The lawyer added that if Merah had dark secrets, "it remained clearly secret. He gave the impression of being in French social life."

However, Etelin also said he was aware that Merah had been monitored by authorities after he made a visit to Afghanistan two years ago.

Etelin said he knew Merah since he was about 17, and described his life as typical for many teenagers and young men in poor French housing projects who get involved in criminal activity.

"His mother couldn't control him, his father was totally absent, his sister ... also told me that she couldn't exercise any influence over him," the lawyer said.

Etelin last saw Merah in February, and "found him like someone who had gained in maturity."
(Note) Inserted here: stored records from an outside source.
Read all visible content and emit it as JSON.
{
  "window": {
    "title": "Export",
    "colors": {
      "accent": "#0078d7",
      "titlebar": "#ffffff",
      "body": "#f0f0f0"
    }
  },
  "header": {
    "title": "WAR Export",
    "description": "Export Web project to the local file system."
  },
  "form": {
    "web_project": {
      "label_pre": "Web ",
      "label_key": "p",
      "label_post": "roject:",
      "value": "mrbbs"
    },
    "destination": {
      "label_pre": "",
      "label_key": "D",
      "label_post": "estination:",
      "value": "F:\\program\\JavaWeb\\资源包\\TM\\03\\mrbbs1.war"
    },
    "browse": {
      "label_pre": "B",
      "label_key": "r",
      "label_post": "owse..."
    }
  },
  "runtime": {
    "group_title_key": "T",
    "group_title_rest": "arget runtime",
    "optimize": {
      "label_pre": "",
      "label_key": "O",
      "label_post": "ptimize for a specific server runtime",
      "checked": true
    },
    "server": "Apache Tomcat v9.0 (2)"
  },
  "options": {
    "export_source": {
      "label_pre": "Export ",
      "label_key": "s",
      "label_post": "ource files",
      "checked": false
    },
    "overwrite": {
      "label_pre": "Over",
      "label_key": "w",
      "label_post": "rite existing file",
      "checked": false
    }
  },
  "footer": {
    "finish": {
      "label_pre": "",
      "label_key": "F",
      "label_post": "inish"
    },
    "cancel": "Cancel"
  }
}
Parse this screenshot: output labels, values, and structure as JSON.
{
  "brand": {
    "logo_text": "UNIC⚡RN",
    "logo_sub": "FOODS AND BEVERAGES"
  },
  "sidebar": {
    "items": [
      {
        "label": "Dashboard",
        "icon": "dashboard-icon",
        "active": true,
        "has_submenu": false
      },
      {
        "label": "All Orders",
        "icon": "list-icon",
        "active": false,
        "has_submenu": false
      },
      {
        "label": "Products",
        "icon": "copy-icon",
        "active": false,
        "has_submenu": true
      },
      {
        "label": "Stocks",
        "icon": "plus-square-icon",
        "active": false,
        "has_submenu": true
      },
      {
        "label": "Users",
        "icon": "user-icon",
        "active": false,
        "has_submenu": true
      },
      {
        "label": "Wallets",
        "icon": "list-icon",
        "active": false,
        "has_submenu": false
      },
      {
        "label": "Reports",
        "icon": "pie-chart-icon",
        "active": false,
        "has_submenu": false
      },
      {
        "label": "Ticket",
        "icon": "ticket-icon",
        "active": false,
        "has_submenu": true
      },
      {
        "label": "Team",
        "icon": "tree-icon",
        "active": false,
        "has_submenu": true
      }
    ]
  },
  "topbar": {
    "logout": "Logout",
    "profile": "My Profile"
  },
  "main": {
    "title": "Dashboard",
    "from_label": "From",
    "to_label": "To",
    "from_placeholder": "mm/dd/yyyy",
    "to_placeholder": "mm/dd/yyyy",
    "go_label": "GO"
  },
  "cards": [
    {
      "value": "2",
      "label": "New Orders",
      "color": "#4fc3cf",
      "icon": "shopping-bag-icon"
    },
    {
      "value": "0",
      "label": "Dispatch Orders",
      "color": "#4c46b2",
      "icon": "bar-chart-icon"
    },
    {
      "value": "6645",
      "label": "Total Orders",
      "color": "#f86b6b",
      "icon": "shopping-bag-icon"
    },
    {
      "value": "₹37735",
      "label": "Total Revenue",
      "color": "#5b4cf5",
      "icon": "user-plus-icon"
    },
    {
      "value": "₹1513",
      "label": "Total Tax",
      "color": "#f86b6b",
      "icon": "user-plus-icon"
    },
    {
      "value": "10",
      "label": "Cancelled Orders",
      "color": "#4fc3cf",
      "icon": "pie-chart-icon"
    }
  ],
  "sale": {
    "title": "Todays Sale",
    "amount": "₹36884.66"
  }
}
But Merah "did not give the impression of someone hatching plans, retaining violence, absolutely not the air of someone letting you think of a certain fanaticism. Not at all."

Asked if he would defend him, the lawyer said, "If he asks me to defend him I would defend him because I want to talk to him, I want to understand. something escapes me."

According to Mehdi Nedder, an acquaintance at a nightclub where Merah partied a few weeks ago, nothing about Merah's social life in Toulouse before the French attacks made him stand out as a radical bent on sowing terror — or even that he had radical leanings.

Nedder, 31, described Merah as a "normal young man."

"Three weeks ago he was in at a nightclub," Nedder told The Associated Press. "And this morning I hear we're talking about al Qaeda. How can you change like that in three weeks?"

A friend of Merah's who would only identify himself by his first name, Kamel, recalled playing soccer with him as the two grew up in Toulouse.

"(He) was respectful and generous," said Kamel, 24. "We never spoke about weapons, religion or politics, but cars, bikes, girls and sports."